Abstract

Using a comprehensive data set from optical and radio instruments, we investigate a midnight brightness wave that appeared in 630‐nm airglow images over Japan on the night of 9 September 1999. This may be the first such observation of the brightness wave with an all‐sky imager in the East‐Asian longitudinal sector. The imager at Shigaraki (35.6°N, 136.1°E) tracked a north‐northeastward propagation of the wave with an apparent velocity of 500 m s−1 after midnight. Ionosonde observations at five stations in Japan showed that rapid descent of the F2 layer propagated northward beyond 35°N with decreasing amplitude. Incoherent scatter observations with the MU radar at Shigaraki also revealed that the F2 peak altitude decreased from 360 to 280 km during the event. During the F2 layer descent the altitude profile of the electron density became sharp, enhancing the F2 peak electron density. After the F2 layer altitude reached 280 km, electron density in the F2 layer rapidly decreased because of increased neutral density at low altitude. A Fabry‐Perot interferometer (FPI) at Shigaraki observed northward neutral winds of 10–70 m s−1 during the event.
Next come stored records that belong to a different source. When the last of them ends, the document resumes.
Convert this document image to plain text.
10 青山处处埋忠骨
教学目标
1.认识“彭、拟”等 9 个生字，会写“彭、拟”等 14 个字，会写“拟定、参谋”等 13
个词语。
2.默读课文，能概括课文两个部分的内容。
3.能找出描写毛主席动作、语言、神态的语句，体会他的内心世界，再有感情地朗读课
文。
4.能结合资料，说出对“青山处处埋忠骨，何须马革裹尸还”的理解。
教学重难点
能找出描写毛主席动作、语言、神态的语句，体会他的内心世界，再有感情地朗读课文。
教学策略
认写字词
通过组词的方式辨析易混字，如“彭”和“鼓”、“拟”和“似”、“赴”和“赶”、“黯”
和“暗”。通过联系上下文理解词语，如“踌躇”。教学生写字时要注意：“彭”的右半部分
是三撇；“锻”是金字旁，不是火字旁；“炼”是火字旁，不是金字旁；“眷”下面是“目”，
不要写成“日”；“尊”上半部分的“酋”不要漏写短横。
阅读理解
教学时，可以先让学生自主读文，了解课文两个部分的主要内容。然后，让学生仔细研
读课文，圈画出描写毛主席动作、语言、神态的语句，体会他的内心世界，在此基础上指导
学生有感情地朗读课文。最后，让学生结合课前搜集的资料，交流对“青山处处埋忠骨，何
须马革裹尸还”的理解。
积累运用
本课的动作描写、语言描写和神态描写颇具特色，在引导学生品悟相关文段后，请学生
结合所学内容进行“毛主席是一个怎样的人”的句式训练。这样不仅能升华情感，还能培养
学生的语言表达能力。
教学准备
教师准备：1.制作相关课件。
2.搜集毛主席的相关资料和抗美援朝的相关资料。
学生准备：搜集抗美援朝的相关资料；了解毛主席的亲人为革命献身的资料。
A model calculation demonstrates that the meridional winds estimated from the MU radar electron density profiles are fairly consistent with those observed with the FPI. From these results we conclude that the observed northward wind enhancements, probably caused by the midnight temperature maximum, pushed down the plasma in the F2 layer to lower altitudes along the geomagnetic field to cause the 630‐nm airglow intensity enhancement.